A single plot that maps class to color benefits from a larger point size to improve discriminability of the colors:

ggplot(mpg, aes(x = displ, y = hwy, color = class)) +
    geom_point(size = 2.5)

The number of colors is large, which makes discrimination more difficult, even with the increased point size. But once groups are identified, their relative positions are easier to see in the colored plot as all comparisons are within a common set of scales.

Faceting reduces plot size and thus increases over-plotting for larger data sets. Reducing point size is an option that can be effective if color and shape are not being used as channels. A significant drawback of faceting is that some group comparisons are moved from common scale comparisons to unaligned scale comparisons. This can sometimes be alleviated somewhat by showing a muted image of the complete data in the background.

Overall, color may have a slight edge in this data set. But it should be kept in mind that color is not effective on all display devices or for all viewers.

In larger data sets color becomes less effective as there will be a considerable amount of over-plotting, given the point size needed to support good color discrimination.

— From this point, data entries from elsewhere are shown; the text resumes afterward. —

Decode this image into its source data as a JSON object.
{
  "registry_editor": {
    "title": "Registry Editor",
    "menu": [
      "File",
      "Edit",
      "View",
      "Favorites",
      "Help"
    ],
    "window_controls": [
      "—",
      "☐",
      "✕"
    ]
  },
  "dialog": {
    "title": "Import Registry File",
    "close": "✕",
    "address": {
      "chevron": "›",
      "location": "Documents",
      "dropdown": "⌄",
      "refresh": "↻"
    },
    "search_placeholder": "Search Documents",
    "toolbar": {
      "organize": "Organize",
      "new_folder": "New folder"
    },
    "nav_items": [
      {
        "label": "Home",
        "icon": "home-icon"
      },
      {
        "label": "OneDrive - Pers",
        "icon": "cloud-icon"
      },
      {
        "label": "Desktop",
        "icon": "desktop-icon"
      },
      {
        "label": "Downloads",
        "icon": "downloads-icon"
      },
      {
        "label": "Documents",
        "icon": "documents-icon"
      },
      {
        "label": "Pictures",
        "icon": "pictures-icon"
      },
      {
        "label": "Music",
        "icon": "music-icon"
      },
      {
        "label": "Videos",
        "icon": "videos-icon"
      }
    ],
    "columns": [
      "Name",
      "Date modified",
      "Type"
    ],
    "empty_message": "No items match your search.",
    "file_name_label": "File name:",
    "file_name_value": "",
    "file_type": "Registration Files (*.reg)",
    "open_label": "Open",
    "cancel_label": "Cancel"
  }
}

Faceting will also suffer from more over-plotting in larger data sets for a given point size, but there is more flexibility to reduce point size. The shape of the data also plays a role, so both approaches are worth considering.

2. Faceting with Muted Full Data

The full data can be added as a background layer in a muted color, such as a light grey:

library(ggplot2)
library(dplyr)
ggplot(mpg, aes(x = displ, y = hwy)) +
    geom_point(data = mutate(mpg, class = NULL), color = "lightgrey") +
    geom_point() +
    facet_wrap(~ class, nrow = 2)

With the full data group-to-whole comparisons are again on aligned scales. For example, with the full data in the background it is easy to see that the 2-seaters are quite different than the other cars. Seeing this in the basic faceted plot shown above is also possible, but it requires some work.

3. Gun Murders in US States

if (! file.exists("murders.csv"))
    download.file("https://www.stat.uiowa.edu/~luke/data/murders.csv",
                  "murders.csv")
murders <- read.csv("murders.csv")

The following graph shows a plot of the total number of gun murders against the population of each state and the District of Columbia. Log axes are used as the distributions of both variables are highly skewed. The points are colored to show the region associated with each state.

ggplot(murders, aes(x = population, y = total, color = region)) +
    geom_point(size = 2.5) +
    scale_x_log10() +
    scale_y_log10()

The relationship between the number of murders and the population size appears to be close to linear. The states in the southern region are mostly towards the top of the set of points: for a given population size the number of murders in southern states appears to be higher than in others.

4. Comparing Some Visualizations

All three plots clearly show that the 5 cylinder group is the smallest. Distinguishing the sizes of the other groups is more challenging.

Plot B uses aligned scales. It is easy to see the ordering, even though the values for 8, 6, and 4 cylinders are quite close.

Plot A relies on length comparisons; it seems possible to recognize that the 8 cylinder group is the smallest among the 4, 6, and 8 cylinder groups, but determining which of the 4 and 6 cylinder groups is smaller is very hard.

Plot C relies on area comparisons. The sizes of the 4, 6, and 8 cylinder groups are very hard to distinguish.

For comparing the group sizes in this data set Plot B is best, followed by Plot A, and then Plot C.